Des contrôles reposant d’abord sur les entreprises
Les États membres craignaient qu’une régulation excessive tue dans l’œuf leurs champions naissants, comme Aleph Alpha en Allemagne et Mistral AI en France, en rendant prohibitifs les coûts de développement.

L’accord politique trouvé vendredi soir doit être complété par un travail technique pour finaliser le texte. « Nous allons analyser attentivement le compromis trouvé aujourd’hui et nous assurer dans les prochaines semaines que le texte préserve la capacité de l’Europe à développer ses propres technologies d’intelligence artificielle et préserve son autonomie stratégique », a réagi le ministre français du Numérique, Jean-Noël Barrot.

Le secteur de la tech se montre critique.

« La rapidité semble avoir prévalu sur la qualité, avec des conséquences potentiellement désastreuses pour l’économie européenne », a estimé Daniel Friedlaender, responsable Europe du CCIA, un de ses principaux lobbies. Selon lui, « un travail technique » est désormais « nécessaire » sur des détails cruciaux.

Sur les IA génératives, le compromis prévoit une approche à deux vitesses. Des règles s’imposeront à tous pour s’assurer de la qualité des données utilisées dans la mise au point des algorithmes et pour vérifier qu’ils ne violent pas la législation sur les droits d’auteur.

Les développeurs devront par ailleurs s’assurer que les sons, images et textes produits seront bien identifiés comme artificiels. Des contraintes renforcées s’appliqueront aux seuls systèmes les plus puissants.

Le texte reprend les principes des réglementations européennes existantes en matière de sécurité des produits qui imposent des contrôles reposant d’abord sur les entreprises.

Création d’un office européen de l’IA
Le cœur du projet consiste en une liste de règles imposées aux seuls systèmes jugés à « haut risque », essentiellement ceux utilisés dans des domaines sensibles comme les infrastructures critiques, l’éducation, les ressources humaines ou le maintien de l’ordre.

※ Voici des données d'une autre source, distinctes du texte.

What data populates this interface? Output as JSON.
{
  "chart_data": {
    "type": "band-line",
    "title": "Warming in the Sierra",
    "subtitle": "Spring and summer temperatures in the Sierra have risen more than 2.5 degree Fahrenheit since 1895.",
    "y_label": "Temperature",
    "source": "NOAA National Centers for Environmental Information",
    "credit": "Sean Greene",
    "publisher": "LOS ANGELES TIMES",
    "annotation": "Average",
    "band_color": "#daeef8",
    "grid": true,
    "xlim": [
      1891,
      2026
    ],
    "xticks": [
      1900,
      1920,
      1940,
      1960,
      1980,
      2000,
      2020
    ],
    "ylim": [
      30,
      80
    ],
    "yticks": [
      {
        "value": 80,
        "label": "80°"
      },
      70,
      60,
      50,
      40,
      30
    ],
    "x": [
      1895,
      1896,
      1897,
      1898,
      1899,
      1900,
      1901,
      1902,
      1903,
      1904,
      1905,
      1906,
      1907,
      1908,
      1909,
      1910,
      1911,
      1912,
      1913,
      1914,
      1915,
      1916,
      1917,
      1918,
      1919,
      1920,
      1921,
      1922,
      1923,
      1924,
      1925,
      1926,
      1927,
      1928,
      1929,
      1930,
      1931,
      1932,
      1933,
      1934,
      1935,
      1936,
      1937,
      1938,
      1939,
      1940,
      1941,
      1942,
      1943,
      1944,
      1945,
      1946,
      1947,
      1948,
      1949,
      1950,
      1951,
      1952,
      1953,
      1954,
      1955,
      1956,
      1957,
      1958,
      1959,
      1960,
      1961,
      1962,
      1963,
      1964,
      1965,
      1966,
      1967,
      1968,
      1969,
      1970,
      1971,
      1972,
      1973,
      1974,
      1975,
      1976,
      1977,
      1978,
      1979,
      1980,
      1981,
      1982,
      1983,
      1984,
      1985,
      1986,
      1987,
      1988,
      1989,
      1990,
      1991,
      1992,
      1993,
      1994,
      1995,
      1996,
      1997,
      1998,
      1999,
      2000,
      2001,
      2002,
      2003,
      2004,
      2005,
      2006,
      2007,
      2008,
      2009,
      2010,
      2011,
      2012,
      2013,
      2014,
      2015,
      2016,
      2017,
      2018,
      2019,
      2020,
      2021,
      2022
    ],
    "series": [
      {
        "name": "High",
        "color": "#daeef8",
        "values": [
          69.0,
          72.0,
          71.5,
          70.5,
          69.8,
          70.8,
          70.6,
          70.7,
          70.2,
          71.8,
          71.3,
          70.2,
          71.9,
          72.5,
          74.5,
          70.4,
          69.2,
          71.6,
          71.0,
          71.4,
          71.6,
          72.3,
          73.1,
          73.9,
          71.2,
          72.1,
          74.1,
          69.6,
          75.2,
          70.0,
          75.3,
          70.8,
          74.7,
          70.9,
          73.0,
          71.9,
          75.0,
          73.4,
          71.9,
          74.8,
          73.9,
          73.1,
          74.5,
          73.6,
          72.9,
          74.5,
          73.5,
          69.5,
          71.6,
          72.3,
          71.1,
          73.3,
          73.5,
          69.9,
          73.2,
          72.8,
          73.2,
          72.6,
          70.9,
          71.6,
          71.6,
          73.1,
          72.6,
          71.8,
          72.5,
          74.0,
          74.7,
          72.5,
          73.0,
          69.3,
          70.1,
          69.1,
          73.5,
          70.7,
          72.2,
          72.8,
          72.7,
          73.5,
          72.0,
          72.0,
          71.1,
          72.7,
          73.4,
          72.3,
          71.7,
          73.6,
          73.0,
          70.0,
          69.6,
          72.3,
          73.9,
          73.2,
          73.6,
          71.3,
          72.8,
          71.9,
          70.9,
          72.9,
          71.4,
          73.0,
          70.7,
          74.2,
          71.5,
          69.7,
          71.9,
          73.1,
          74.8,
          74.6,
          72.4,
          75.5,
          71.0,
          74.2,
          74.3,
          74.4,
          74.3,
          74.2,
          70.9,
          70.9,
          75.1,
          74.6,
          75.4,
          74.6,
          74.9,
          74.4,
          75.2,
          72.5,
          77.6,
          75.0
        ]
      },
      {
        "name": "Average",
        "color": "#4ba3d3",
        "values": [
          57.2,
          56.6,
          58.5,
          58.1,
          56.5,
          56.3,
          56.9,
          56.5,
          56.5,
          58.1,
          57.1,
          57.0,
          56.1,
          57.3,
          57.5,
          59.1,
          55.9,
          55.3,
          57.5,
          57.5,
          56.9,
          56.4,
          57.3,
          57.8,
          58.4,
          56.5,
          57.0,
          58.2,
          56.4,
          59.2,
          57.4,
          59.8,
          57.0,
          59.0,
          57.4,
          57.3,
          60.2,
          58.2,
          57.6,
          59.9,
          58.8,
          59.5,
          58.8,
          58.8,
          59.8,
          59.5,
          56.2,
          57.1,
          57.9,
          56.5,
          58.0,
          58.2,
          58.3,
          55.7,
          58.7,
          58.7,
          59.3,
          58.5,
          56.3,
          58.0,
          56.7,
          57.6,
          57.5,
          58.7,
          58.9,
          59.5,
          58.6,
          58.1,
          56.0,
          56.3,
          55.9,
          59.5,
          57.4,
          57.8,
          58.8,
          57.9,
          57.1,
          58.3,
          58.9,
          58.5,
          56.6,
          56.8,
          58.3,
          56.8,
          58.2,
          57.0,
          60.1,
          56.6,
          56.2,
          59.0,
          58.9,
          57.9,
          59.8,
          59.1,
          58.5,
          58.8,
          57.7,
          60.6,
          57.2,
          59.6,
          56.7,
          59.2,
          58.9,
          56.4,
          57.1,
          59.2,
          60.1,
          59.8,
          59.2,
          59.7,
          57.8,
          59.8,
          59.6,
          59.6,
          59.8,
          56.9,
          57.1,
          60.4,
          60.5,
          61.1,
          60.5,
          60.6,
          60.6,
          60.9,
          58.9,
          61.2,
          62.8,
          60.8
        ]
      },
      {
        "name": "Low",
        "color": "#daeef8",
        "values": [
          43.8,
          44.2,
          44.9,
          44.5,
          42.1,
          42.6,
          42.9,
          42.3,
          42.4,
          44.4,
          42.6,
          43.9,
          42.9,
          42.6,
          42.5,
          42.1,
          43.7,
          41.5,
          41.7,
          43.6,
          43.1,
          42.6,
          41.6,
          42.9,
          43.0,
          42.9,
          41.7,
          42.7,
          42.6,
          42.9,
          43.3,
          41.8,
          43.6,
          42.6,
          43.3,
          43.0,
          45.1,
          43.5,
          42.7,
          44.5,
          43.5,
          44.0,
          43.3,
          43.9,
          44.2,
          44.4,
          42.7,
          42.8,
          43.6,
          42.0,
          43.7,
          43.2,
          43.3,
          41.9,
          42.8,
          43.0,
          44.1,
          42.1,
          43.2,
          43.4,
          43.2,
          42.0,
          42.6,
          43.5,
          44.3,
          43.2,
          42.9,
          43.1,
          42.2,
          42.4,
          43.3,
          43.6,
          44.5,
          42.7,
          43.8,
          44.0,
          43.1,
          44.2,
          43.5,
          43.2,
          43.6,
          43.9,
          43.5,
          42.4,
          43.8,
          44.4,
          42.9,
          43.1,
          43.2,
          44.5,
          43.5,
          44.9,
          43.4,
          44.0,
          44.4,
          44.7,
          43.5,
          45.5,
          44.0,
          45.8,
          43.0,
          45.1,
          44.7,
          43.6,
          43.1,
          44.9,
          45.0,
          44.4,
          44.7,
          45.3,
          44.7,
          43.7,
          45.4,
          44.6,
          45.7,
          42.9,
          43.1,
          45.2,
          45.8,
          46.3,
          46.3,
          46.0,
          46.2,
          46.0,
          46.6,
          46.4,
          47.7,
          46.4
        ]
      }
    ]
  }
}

Ces systèmes seront soumis à une série d’obligations comme celles de prévoir un contrôle humain sur la machine, l’établissement d’une documentation technique, ou encore la mise en place d’un système de gestion du risque.

La législation prévoit un encadrement particulier des systèmes d’IA qui interagissent avec les humains.

Elle les obligera à informer l’utilisateur qu’il est en relation avec une machine.

Les interdictions seront rares. Elles concerneront les applications contraires aux valeurs européennes comme les systèmes de notation citoyenne ou de surveillance de masse utilisés en Chine, ou encore l’identification biométrique à distance des personnes dans les lieux publics pour éviter une surveillance de masse des populations.

Sur ce dernier point, les États ont toutefois obtenu des exemptions pour certaines missions des forces de l’ordre, comme la lutte contre le terrorisme.

Contrairement aux codes de conduite volontaires de certains pays, la législation européenne sera dotée de moyens de surveillance et de sanctions avec la création d’un office européen de l’IA, au sein de la Commission européenne. Il pourra infliger des amendes jusqu’à 7 % du chiffre d’affaires, avec un plancher de 35 millions d’euros, pour les infractions les plus graves.